À gauche, Catherine Dionisio est la conservatrice du réseau RNR Cavités à chiroptères.

À gauche, Catherine Dionisio est la conservatrice du réseau RNR Cavités à chiroptères.

Malgré une connaissance tou­jours plus fine des sites d'hiber­nation, le constat est sans ap­pel : la population de Miniop­tères de Schreibers continue de fondre en Franche-Comté. C'est ce que révèle le bilan hivernal de la Commission de Protection des Eaux, du Patrimoine, de l' Environnement, du Sous-sol et des Chiroptères (CPEPESC), association gestionnaire de la réserve naturelle régionale des cavités à chiroptères, dont dé­pend la grotte de la Baume à Échenoz-la-Méline. 

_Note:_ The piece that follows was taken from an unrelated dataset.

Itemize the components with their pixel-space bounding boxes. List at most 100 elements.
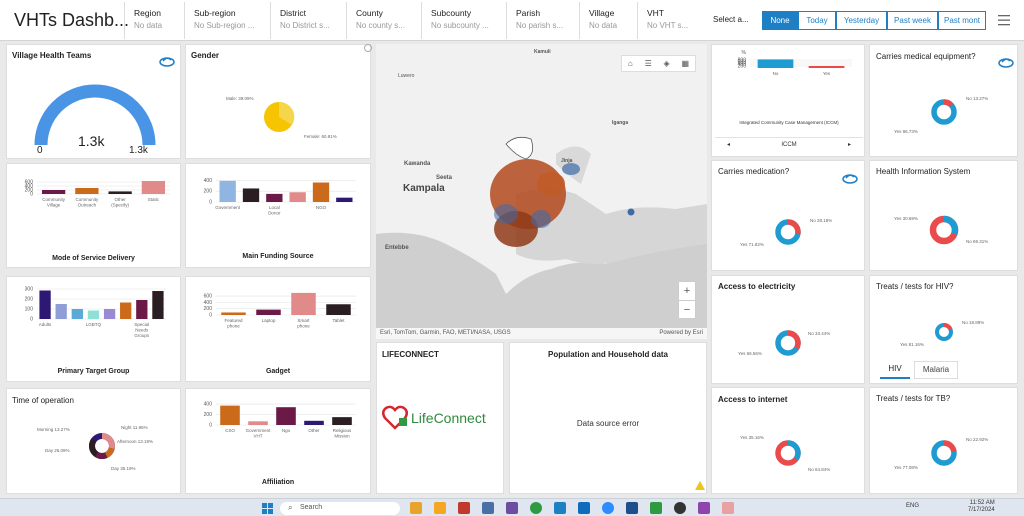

Une mobilisation scientifique d'envergure. En janvier dernier, une vaste opération de comp­tage simultané a mobilisé 37 participants à travers le Doubs, le Jura et la Haute-Saône. Au to­tal, 58 cavités ont été prospec­tées par les naturalistes et bé­névoles. Si l'effort de terrain est soutenu, les chiffres, eux, sont en berne. Seuls 2.210 individus ont été recensés cette année, contre 2.617 en 2025 et 3.526 en 2024. Une érosion constante qui préoccupe les spécialistes. Disparités et dispersion. La Haute-Saône reste le bastion de l'espèce avec 1.524 individus, loin devant le Doubs (595) et le Jura (91). 
Si le nombre de sites occupés augmente, cela suggère une dispersion accrue des colonies plutôt qu'une recolonisation. À l'échelle du quart nord-est de la France, les effectifs (9.768. individus) semblent stables sur cinq ans, mais cette moyenne masque la déprise marquée au niveau régional. 
Des causes multiples à l'étude. Pour les scientifiques, l'inter­prétation des tendances est rendue complexe par les hi­vers plus doux, qui favorisept des déplacements hivernaux atypiques. Mais le climat n'ex­plique pas tout. « Les causes de ce déclin sont multiples : évo­lution des ressources alimen­taires, modification des habitats de chasse ou impacts clima­tiques », soulignent les experts. Ce bilan rappelle l'urgence de protéger les sanctuaires comme la réserve d'Échenoz-la-Méline. Le respect strict de la réglemen­tation y est vital pour offrir aux chauves-souris le calme néces­saire à leur survie.